Rocks and Diamonds

In this post I want to tell about one simple programming task with solving in Java.

Suppose we have two strings with latin symbols out of order. First string may have duplicates and that string we call Rocks. Second string have no duplicates and we call it Diamonds. Our task to find out how many Diamonds exist in Rocks. Every symbol in second string is diamond.

If we want to use brute forse it will be not very effective. In that case we need to iterate full Rocks as many times as Diamonds exist in second string and we need to iterate the whole Rocks - from beginning to end.

To become more efficient we will to execute two preparations - sort Rocks and Diamonds alphabetically.

Now we have two sorted strings. Let begin iterate throught Diamonds and for every Diamond we iterate Rocks, but not the whole - when we found Diamond in Rock we increment our result counter, then take next Rock we check if it more then Diamond alphabetically. If it is then we take next Diamond because previous Diamond will not appear in rest Rocks - thay sorted and will be higher alphabetically.

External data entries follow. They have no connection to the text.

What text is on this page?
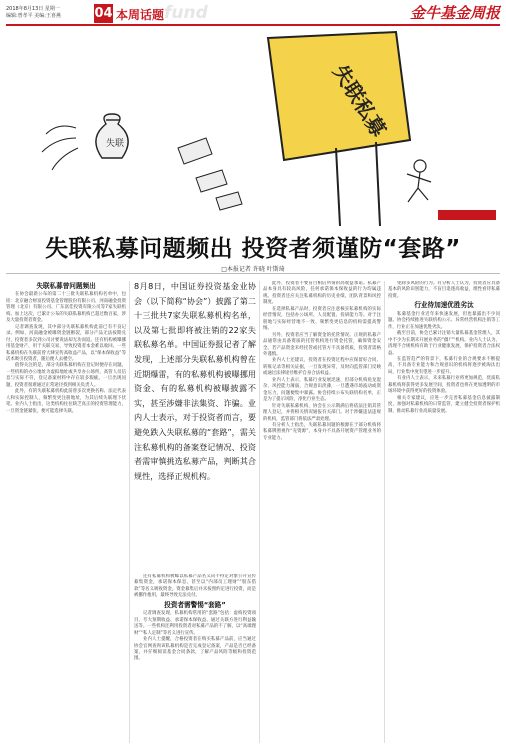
2018年8月13日 星期一
编辑:曾孝平 美编:王喜燕	04 本周话题 fund	金牛基金周报
失联
失联私募
失联私募问题频出 投资者须谨防“套路”
□本报记者 许晓 叶斯琦
失联私募曾问题频出

在协会最新公布的第二十三批失联私募机构名单中，包括：北京融合财富投资基金管理股份有限公司、河南融金投资管理（北京）有限公司、广东富佳投资有限公司等7家失联机构。加上这次，已累计公布的失联私募机构已超过数百家，涉及大量投资者资金。

记者调查发现，其中部分失联私募机构此前已有不良记录。例如，河南融金被曝资金链断裂，部分产品无法按期兑付，投资者多次到公司讨要说法却无功而返。还有机构被曝挪用基金财产，用于关联交易，导致投资者本金难以收回。一些私募机构在失联前曾大肆宣传高收益产品，以“保本保收益”等话术吸引投资者，随后便人去楼空。

值得关注的是，部分失联私募机构在登记时便存在问题。一些机构的办公地址为虚拟地址或共享办公场所，高管人员信息与实际不符，登记备案材料中存在较多瑕疵。一旦出现问题，投资者很难通过正常途径找到相关负责人。

此外，有的失联私募机构此前曾多次更换名称、法定代表人和实际控制人，频繁变更注册地址，为其后续失联埋下伏笔。业内人士指出，这类机构往往缺乏真正的投资管理能力，一旦资金链紧张，便可能选择失联。

8月8日，中国证券投资基金业协会（以下简称“协会”）披露了第二十三批共7家失联私募机构名单，以及第七批即将被注销的22家失联私募名单。中国证券报记者了解发现，上述部分失联私募机构曾在近期爆雷，有的私募机构被曝挪用资金、有的私募机构被曝披露不实，甚至涉嫌非法集资、诈骗。业内人士表示，对于投资者而言，要避免跌入失联私募的“套路”，需关注私募机构的备案登记情况、投资者需审慎挑选私募产品，判断其合规性，选择正规机构。

还有私募机构被曝以私募产品名义向不特定对象公开宣传募集资金，承诺保本保息，甚至以“内部员工理财”“股东借款”等名义吸收资金。资金募集后并未按照约定进行投资，而是被挪作他用，最终导致无法兑付。

投资者需警惕“套路”

记者调查发现，私募机构常用的“套路”包括：虚构投资项目、夸大预期收益、承诺保本保收益、通过关联方进行利益输送等。一些机构还利用投资者对私募产品的不了解，以“高端理财”“私人定制”等名义进行宣传。

业内人士提醒，合格投资者在购买私募产品前，应当通过协会官网查询该私募机构是否完成登记备案，产品是否已经备案，并仔细阅读基金合同条款，了解产品风险等级和投资范围。

此外，投资者不要盲目相信所谓的高收益承诺。私募产品本身具有较高风险，任何承诺保本保收益的行为均属违规。投资者还应关注私募机构的历史业绩、团队背景和风控制度。

在选择私募产品时，投资者应注意核实私募机构的实际经营情况，包括办公场所、人员配置、投研能力等。对于注册地与实际经营地不一致、频繁变更信息的机构需提高警惕。

另外，投资者应当了解资金的托管情况。正规的私募产品通常由具备资质的托管机构进行资金托管，确保资金安全。若产品资金未经托管或托管方不具备资质，投资者需格外谨慎。

业内人士还建议，投资者在投资过程中应保留好合同、转账记录等相关证据，一旦发现异常，及时向监管部门反映或通过法律途径维护自身合法权益。

业内人士表示，私募行业发展迅速，但部分机构鱼龙混杂，风控能力薄弱，合规意识淡薄，一旦遭遇市场波动或资金压力，问题便集中暴露。协会持续公布失联机构名单，正是为了提示风险，净化行业生态。

针对失联私募机构，协会在公示期满后将依法注销其管理人登记，并将相关情况通报有关部门。对于涉嫌违法违规的机构，监管部门将依法严肃处理。

有分析人士指出，失联私募问题的根源在于部分机构将私募牌照视作“壳资源”，本身并不具备开展资产管理业务的专业能力。

免除多风险的行为。有分析人士认为，投资者应具备基本的风险识别能力，不盲目追逐高收益，理性看待私募投资。

行业待加速优胜劣汰

私募基金行业近年来快速发展，但也暴露出不少问题。协会持续推进失联机构公示、异常经营机构注销等工作，行业正在加速优胜劣汰。

截至目前，协会已累计注销大量私募基金管理人，其中不少为长期未开展业务的“僵尸”机构。业内人士认为，清理不合规机构有助于行业健康发展，保护投资者合法权益。

在监管趋严的背景下，私募行业的合规要求不断提高，不具备专业能力和合规意识的机构将逐步被淘汰出局，行业集中度有望进一步提升。

有业内人士表示，未来私募行业将更加规范，优质私募机构将获得更多发展空间，投资者也将在更加透明的市场环境中获得更好的投资体验。

相关专家建议，应进一步完善私募基金信息披露制度，加强对私募机构的日常监管，建立健全投资者保护机制，推动私募行业高质量发展。
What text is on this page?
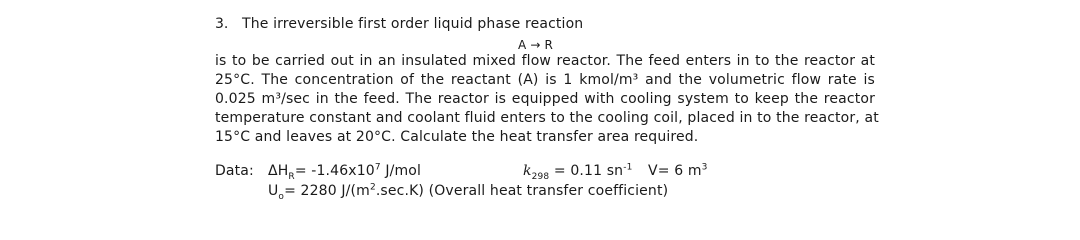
3. The irreversible first order liquid phase reaction
A → R
is to be carried out in an insulated mixed flow reactor. The feed enters in to the reactor at
25°C. The concentration of the reactant (A) is 1 kmol/m³ and the volumetric flow rate is
0.025 m³/sec in the feed. The reactor is equipped with cooling system to keep the reactor
temperature constant and coolant fluid enters to the cooling coil, placed in to the reactor, at
15°C and leaves at 20°C. Calculate the heat transfer area required.
Data: $\Delta H_R= -1.46x10^7$ J/mol	$k_{298} = 0.11$ $sn^{-1}$ V= 6 $m^3$
$U_o= 2280$ $J/(m^2.\sec.K)$ (Overall heat transfer coefficient)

import java.io.BufferedReader;
import java.io.InputStreamReader;
import java.util.Arrays;

public class Main {
    public static void main(String[] args) throws Exception {
        int result = 0;
        BufferedReader r = new BufferedReader(new InputStreamReader(System.in));

        String Diamonds = r.readLine();
        String Rocks = r.readLine();

        // No need to find somewhat in empty strings
        if (Diamonds.isEmpty() || Rocks.isEmpty()) {
            System.out.print(result);
            return;
        }

        // Make arrays of chars from strings
        char[] diamonds = Diamonds.toCharArray();
        char[] rocks = Rocks.toCharArray();

        // Sort arrays alphabetically
        Arrays.sort(diamonds);
        Arrays.sort(rocks);

        int start = 0;

        // Start iterate diamonds
        for(char diamond : diamonds){

         // For each diamond iterate rocks
         // but not from beginning,
         // start variable keeps last position
         // from previous iteration

            for(int i = start; i < rocks.length; i++){

                if(rocks[i] == diamond){
                    // Increment result 
                    // if found diamond in rock
                    result++;
                } else if(rocks[i] > diamond) {
                 // If rock is higher then diamond
                 // then go out from loop
                 // but save current position
                    start = i;
                    break;
                }
            }
        }

        System.out.print(result);
    }
}

In such way we iterate Rocks only once but not as many times as Diamonds exists when use brute force.